Mais ce qui a échappé à la majorité, dit The Hill, c’est que la moitié de ce généreux incitatif – soit quelque 4800$ CAN – dépend du fait que l’extraction et la transformation des minéraux destinés à la production de batteries doit également s’effectuer en Amérique du Nord. Oui, on parle de ces mêmes minéraux de lithium, de nickel et de cobalt que VW et Mercedes nous achètent.

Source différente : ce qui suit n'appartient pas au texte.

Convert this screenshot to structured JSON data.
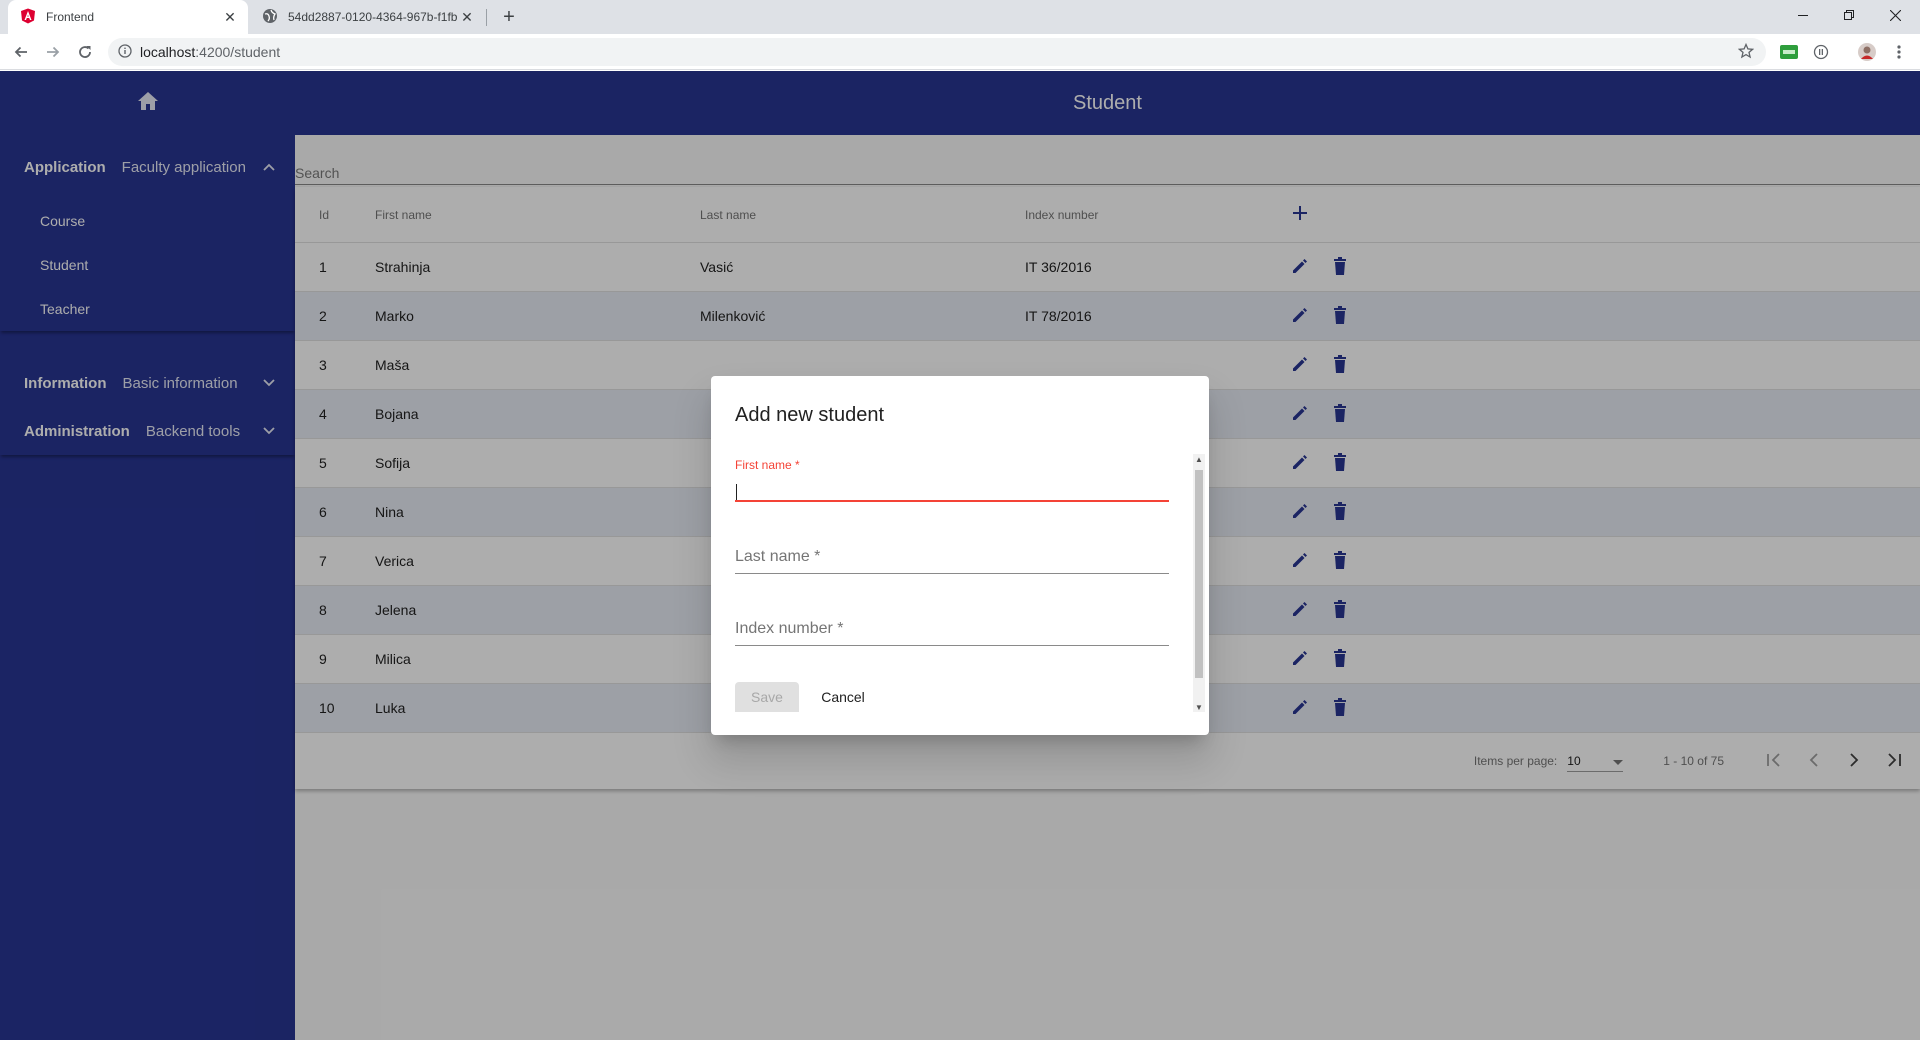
{
  "browser": {
    "tabs": [
      {
        "title": "Frontend",
        "icon": "angular-icon"
      },
      {
        "title": "54dd2887-0120-4364-967b-f1fb",
        "icon": "globe-icon"
      }
    ],
    "address": {
      "host": "localhost",
      "path": ":4200/student"
    }
  },
  "sidebar": {
    "sections": [
      {
        "title": "Application",
        "desc": "Faculty application",
        "expanded": true,
        "items": [
          "Course",
          "Student",
          "Teacher"
        ]
      },
      {
        "title": "Information",
        "desc": "Basic information",
        "expanded": false
      },
      {
        "title": "Administration",
        "desc": "Backend tools",
        "expanded": false
      }
    ]
  },
  "header": {
    "title": "Student"
  },
  "search": {
    "placeholder": "Search"
  },
  "table": {
    "columns": [
      "Id",
      "First name",
      "Last name",
      "Index number"
    ],
    "rows": [
      {
        "id": "1",
        "first": "Strahinja",
        "last": "Vasić",
        "index": "IT 36/2016"
      },
      {
        "id": "2",
        "first": "Marko",
        "last": "Milenković",
        "index": "IT 78/2016"
      },
      {
        "id": "3",
        "first": "Maša",
        "last": "",
        "index": ""
      },
      {
        "id": "4",
        "first": "Bojana",
        "last": "",
        "index": ""
      },
      {
        "id": "5",
        "first": "Sofija",
        "last": "",
        "index": ""
      },
      {
        "id": "6",
        "first": "Nina",
        "last": "",
        "index": ""
      },
      {
        "id": "7",
        "first": "Verica",
        "last": "",
        "index": ""
      },
      {
        "id": "8",
        "first": "Jelena",
        "last": "",
        "index": ""
      },
      {
        "id": "9",
        "first": "Milica",
        "last": "",
        "index": ""
      },
      {
        "id": "10",
        "first": "Luka",
        "last": "",
        "index": ""
      }
    ]
  },
  "paginator": {
    "items_per_page_label": "Items per page:",
    "items_per_page": "10",
    "range": "1 - 10 of 75"
  },
  "dialog": {
    "title": "Add new student",
    "first_name_label": "First name *",
    "last_name_label": "Last name *",
    "index_label": "Index number *",
    "save_label": "Save",
    "cancel_label": "Cancel"
  },
  "colors": {
    "primary": "#283593",
    "warn": "#f44336",
    "row_alt": "#e8ecf5"
  }
}
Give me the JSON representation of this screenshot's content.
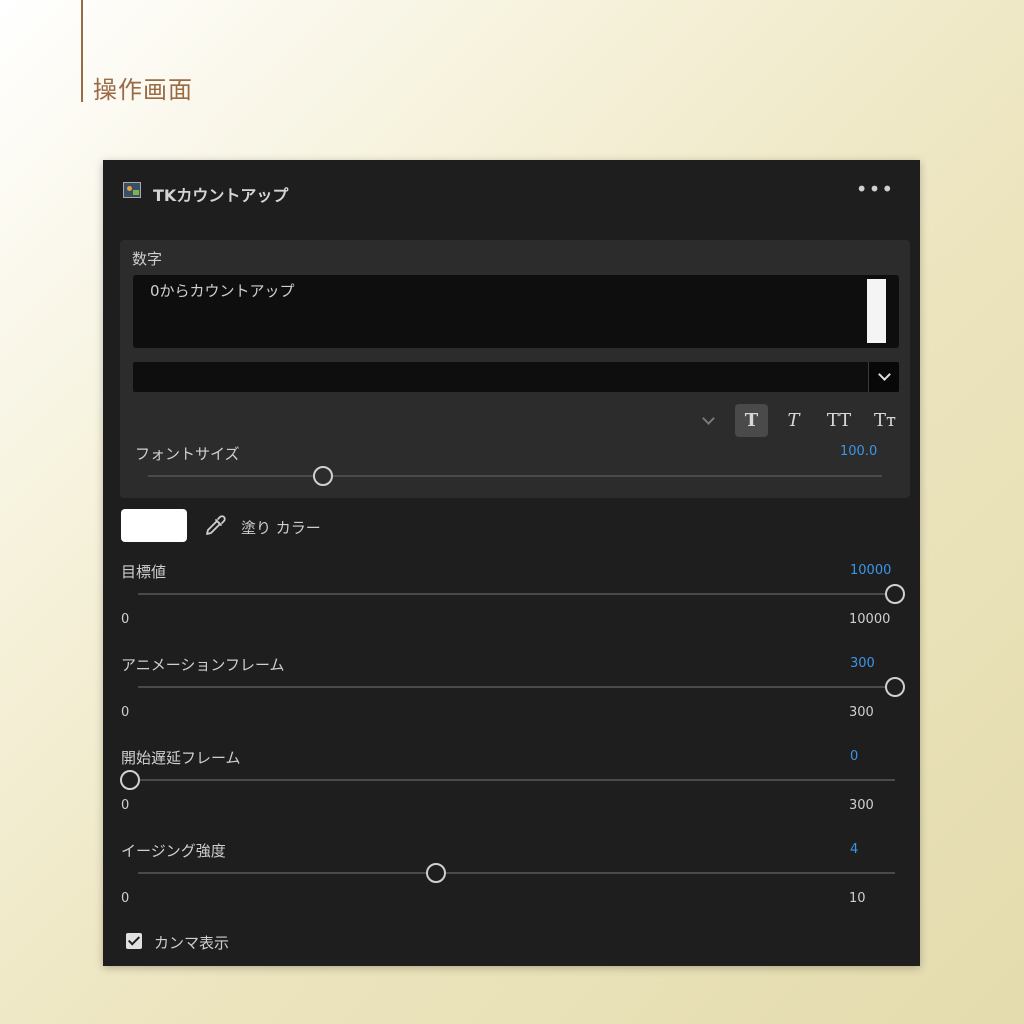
{
  "page": {
    "title": "操作画面"
  },
  "panel": {
    "title": "TKカウントアップ",
    "menu_icon": "more-horizontal-icon",
    "plugin_icon": "plugin-icon"
  },
  "text_section": {
    "label": "数字",
    "text_value": "0からカウントアップ",
    "font_value": "",
    "style_buttons": [
      "T",
      "T",
      "TT",
      "Tт"
    ],
    "active_style": "bold",
    "font_size": {
      "label": "フォントサイズ",
      "value": "100.0"
    }
  },
  "fill": {
    "label": "塗り カラー",
    "color": "#ffffff",
    "icon": "eyedropper-icon"
  },
  "params": [
    {
      "label": "目標値",
      "value": "10000",
      "min": "0",
      "max": "10000",
      "fraction": 1.0
    },
    {
      "label": "アニメーションフレーム",
      "value": "300",
      "min": "0",
      "max": "300",
      "fraction": 1.0
    },
    {
      "label": "開始遅延フレーム",
      "value": "0",
      "min": "0",
      "max": "300",
      "fraction": 0.0
    },
    {
      "label": "イージング強度",
      "value": "4",
      "min": "0",
      "max": "10",
      "fraction": 0.4
    }
  ],
  "comma": {
    "label": "カンマ表示",
    "checked": true
  },
  "colors": {
    "accent": "#3d95e6",
    "panel_bg": "#1e1e1e",
    "section_bg": "#2c2c2c",
    "heading": "#9a6a45"
  }
}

Donc, peu importe que la loi américaine sur la réduction de l’inflation provoque le contraire de ce que son nom promet (quiconque pense que le protectionnisme n’augmente pas les coûts de fabrication pense probablement aussi que les bas taux d’intérêt ne causent pas l’inflation…), la grande question est: pourquoi Mercedes n’envoie-t-il pas ses nouvelles ressources en Amérique? Si l’attrait d’une mesure incitative à la consommation de près de 5000$ CAN ne suffit pas pour qu’un constructeur automobile expédie des minéraux facilement transportables aux États-Unis, certainement que l’accès à ces minéraux ne suffira pas pour que ce même constructeur érige une usine d’assemblage au Canada.

En d’autres termes, nonobstant les clauses d’inclusion canadienne et l’avantage qui peut en découler pour l’exploitation minière de ce côté-ci de la frontière, la loi sur la réduction de l’inflation de Biden vise d’abord et avant tout à plaire aux politiciens américains. Et que même si les tractions (très louables) de M. Champagne peuvent effectivement faire de nous une superpuissance EV (en matières premières), les chances que nos mines aboutissent à davantage d’usines d’assemblage automobile au Canada paraissent aussi lointaines qu’elles ne l’ont toujours été.

Bref, il semble que pour le moment – et dans un proche avenir, nous resterons une économie de ressources.